Hi @lucas8831, i manage to create a certificate using certbot to cloudflare
After the successful generation of the certificate, I changed my /etc/firezone/firezone.rb, since this its recommended to ensure that will be able to update the certificate using certbot if needed.
Thanks for the answers, @aschiavon and @gbe0 ! Just now I realized I made a mistake and I wasn’t precise enough in my original post.
I don’t have issues configuring it; in fact, my own Firezone is already deployed with Let’s Encrypt. I got a cert before installing it using certbot certonly --standalone. I can’t do that again without stopping the bundled NGINX now tho, as the ports will collide, and I don’t intend to change the bundled NGINX to listen on non-default ports: it isn’t nice for the users to visit https://firezone.invalid:8443/.
The situation now is:
I don’t feel too inclined to use a DNS-based solution, as that would mean granting this EC2 instance permissions for Route53. I can probably make it pretty tight, but I don’t have a lot of desire to fiddle with IAM policies right now, so it would be good if a workaround can be found.
Given that we’re already running an NGINX, having the possibility to use Certbot with --webroot would be great.
So the question should be: is it possible to configure the bundled NGINX config to handle /.well-known/acme-challenge so Certbot can be used only with --webroot?
Understood, that makes sense.

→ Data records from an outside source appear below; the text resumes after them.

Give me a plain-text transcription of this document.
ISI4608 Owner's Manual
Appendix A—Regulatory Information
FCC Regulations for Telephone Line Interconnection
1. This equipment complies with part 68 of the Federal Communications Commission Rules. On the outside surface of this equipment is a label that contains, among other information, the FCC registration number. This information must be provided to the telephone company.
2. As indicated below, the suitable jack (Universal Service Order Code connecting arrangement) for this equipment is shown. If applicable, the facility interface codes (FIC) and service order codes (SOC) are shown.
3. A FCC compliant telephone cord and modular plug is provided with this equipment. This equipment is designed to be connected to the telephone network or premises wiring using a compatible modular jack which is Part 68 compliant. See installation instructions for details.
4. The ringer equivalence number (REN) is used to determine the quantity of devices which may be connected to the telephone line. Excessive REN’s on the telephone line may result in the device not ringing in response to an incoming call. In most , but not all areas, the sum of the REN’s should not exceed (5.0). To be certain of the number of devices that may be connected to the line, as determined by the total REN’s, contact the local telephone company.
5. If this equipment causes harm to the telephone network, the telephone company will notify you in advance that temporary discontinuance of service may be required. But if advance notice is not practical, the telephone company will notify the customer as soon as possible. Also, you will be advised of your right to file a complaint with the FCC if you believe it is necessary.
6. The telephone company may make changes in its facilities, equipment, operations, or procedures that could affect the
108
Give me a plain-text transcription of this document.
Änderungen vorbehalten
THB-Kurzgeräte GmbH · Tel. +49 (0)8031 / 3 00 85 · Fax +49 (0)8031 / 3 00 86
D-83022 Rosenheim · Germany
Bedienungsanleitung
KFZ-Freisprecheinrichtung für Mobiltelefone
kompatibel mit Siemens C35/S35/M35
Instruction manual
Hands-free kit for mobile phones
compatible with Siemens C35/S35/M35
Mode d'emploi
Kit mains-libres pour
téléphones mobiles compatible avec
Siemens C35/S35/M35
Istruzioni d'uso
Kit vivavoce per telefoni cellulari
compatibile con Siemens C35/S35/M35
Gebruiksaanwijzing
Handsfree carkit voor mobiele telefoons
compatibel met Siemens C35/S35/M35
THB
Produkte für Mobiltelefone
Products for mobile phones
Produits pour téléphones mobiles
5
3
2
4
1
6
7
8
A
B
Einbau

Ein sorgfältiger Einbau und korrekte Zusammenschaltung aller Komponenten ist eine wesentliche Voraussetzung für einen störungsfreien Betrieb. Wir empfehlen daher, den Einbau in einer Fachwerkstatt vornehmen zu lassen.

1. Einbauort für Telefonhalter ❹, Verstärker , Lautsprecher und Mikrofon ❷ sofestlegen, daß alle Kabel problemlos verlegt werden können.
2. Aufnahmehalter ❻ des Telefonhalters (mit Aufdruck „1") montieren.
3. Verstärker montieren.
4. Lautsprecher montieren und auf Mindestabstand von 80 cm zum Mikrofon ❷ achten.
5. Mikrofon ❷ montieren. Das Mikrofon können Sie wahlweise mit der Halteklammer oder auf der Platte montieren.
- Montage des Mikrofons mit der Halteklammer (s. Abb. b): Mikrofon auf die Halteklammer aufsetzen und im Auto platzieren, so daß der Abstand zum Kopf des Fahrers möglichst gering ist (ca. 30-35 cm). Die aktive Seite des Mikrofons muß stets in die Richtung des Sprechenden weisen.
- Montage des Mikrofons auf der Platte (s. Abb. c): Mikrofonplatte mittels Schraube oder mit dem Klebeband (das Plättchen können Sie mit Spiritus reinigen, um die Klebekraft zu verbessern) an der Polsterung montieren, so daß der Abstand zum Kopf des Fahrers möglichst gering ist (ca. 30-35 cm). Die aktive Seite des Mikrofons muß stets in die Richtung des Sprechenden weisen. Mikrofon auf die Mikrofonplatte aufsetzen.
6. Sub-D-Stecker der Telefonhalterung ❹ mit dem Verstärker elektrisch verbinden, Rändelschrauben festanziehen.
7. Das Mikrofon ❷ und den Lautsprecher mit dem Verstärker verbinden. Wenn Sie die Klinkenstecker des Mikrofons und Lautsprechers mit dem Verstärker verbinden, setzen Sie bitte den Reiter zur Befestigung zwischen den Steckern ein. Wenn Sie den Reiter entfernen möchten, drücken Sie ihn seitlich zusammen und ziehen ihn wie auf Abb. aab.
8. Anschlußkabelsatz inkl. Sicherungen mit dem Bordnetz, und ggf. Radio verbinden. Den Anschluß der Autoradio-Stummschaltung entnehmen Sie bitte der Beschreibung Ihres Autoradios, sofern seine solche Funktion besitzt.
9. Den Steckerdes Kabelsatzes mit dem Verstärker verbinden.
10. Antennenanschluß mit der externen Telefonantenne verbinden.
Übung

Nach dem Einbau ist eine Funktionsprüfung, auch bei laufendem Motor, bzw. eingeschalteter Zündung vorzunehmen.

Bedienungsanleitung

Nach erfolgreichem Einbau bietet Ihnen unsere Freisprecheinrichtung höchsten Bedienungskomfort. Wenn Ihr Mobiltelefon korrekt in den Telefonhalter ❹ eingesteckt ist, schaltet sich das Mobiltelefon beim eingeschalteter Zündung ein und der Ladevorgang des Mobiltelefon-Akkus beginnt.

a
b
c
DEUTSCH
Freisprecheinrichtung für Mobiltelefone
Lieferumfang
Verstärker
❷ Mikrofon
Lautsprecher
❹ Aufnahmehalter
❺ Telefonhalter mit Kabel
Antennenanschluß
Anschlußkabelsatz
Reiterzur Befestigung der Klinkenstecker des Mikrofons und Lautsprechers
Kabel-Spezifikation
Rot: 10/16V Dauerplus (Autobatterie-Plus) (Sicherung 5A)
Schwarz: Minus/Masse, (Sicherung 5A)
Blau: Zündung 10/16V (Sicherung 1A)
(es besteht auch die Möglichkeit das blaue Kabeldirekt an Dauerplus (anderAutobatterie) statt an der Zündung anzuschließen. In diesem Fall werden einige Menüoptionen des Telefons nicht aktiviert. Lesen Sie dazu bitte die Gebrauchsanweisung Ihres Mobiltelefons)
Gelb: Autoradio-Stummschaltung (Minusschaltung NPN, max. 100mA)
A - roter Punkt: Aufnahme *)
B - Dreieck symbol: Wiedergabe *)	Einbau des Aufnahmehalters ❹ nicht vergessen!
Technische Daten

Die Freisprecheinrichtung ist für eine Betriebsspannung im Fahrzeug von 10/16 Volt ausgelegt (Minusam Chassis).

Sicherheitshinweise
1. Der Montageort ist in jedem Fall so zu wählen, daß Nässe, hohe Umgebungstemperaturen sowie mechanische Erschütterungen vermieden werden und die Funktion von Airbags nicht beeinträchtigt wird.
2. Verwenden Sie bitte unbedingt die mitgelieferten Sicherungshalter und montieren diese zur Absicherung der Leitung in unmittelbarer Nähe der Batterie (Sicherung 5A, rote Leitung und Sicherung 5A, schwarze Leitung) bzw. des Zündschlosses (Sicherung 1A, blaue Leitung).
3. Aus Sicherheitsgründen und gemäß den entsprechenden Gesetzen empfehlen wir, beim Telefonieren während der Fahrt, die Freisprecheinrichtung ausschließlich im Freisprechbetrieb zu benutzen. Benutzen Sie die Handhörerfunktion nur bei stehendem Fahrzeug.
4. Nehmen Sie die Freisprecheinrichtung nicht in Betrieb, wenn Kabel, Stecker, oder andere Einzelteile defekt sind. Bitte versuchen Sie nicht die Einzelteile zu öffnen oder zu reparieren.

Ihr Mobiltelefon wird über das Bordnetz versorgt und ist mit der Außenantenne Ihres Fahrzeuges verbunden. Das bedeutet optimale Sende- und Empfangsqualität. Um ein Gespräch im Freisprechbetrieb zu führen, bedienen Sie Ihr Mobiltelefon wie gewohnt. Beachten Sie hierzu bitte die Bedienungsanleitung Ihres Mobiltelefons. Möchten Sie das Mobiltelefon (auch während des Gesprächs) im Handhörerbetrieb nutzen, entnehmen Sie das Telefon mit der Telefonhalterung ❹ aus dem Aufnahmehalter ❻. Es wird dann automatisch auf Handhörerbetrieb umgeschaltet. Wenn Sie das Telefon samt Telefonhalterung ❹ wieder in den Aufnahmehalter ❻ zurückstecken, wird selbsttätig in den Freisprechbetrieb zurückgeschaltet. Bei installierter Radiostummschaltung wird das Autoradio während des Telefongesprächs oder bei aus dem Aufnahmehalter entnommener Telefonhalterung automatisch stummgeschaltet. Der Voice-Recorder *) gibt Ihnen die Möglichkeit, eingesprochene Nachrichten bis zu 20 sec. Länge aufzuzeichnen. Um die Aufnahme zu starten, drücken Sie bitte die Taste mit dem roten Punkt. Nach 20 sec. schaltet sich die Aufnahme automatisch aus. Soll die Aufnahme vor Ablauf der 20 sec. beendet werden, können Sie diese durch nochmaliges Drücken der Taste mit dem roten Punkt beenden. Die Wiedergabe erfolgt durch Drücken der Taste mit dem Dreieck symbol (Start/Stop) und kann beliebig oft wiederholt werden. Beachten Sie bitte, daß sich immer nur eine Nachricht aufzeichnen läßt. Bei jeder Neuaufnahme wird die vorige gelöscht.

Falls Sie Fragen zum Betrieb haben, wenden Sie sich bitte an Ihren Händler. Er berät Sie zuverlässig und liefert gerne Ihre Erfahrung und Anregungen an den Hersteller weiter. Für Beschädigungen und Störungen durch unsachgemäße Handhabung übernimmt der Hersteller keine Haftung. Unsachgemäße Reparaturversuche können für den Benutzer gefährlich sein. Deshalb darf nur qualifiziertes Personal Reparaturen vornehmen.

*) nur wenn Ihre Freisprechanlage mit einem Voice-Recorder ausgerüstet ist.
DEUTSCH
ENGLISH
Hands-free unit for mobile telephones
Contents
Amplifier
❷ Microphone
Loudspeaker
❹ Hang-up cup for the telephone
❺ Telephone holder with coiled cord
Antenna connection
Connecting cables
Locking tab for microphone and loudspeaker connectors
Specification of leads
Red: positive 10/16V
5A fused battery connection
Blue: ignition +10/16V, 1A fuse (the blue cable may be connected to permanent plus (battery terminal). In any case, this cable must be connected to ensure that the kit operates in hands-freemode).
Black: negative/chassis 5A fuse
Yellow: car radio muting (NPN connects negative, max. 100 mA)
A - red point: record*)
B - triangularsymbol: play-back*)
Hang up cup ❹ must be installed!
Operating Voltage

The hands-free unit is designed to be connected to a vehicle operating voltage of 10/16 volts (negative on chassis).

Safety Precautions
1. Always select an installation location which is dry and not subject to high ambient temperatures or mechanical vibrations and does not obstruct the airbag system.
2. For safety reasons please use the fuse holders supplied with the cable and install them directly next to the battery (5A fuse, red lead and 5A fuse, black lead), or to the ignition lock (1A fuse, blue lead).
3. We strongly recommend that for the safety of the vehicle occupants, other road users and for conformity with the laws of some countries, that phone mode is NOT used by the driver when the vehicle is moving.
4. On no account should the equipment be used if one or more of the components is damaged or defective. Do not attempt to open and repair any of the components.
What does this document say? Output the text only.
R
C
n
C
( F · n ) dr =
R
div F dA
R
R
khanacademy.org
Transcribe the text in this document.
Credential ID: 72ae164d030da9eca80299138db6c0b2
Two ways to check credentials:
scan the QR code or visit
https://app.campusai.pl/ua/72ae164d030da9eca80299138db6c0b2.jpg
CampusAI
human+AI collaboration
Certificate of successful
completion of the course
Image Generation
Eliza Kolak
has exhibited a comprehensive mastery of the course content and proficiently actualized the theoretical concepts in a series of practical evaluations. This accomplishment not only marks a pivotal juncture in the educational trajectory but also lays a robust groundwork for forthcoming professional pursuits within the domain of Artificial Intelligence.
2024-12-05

There is already a feature request for this (#524). Edit: Linked to wrong issue sorry…
It seems that any files you create in /var/opt/firezone/nginx/etc/sites-enabled do not get wiped out (however changes to the phoenix file will be reverted) by a reconfigure. Based on that you should be able to create a file loaded before the phoenix one (eg. /var/opt/firezone/nginx/etc/sites-enabled/00-acme) with something like:
server {
listen 80;
listen [::]:80;
## Change to your server hostname
server_name vpn.mydomain.com;
## Serve acme requests from webroot directory /some/directory
location ^~ /.well-known/acme-challenge/ {
default_type "text/plain";
root /some/directory;
}
## 404 acme directory direct hits
location = /.well-known/acme-challenge/ {
return 404;
}
## Force all other requests to HTTPS
location / {
limit_req zone=firezone;
if ($http_x_forwarded_proto != 'https') {
return 301 https://$server_name$request_uri;
}
}
}
I wouldn’t rely on this to work in future though as I don’t see this as a documented “feature”.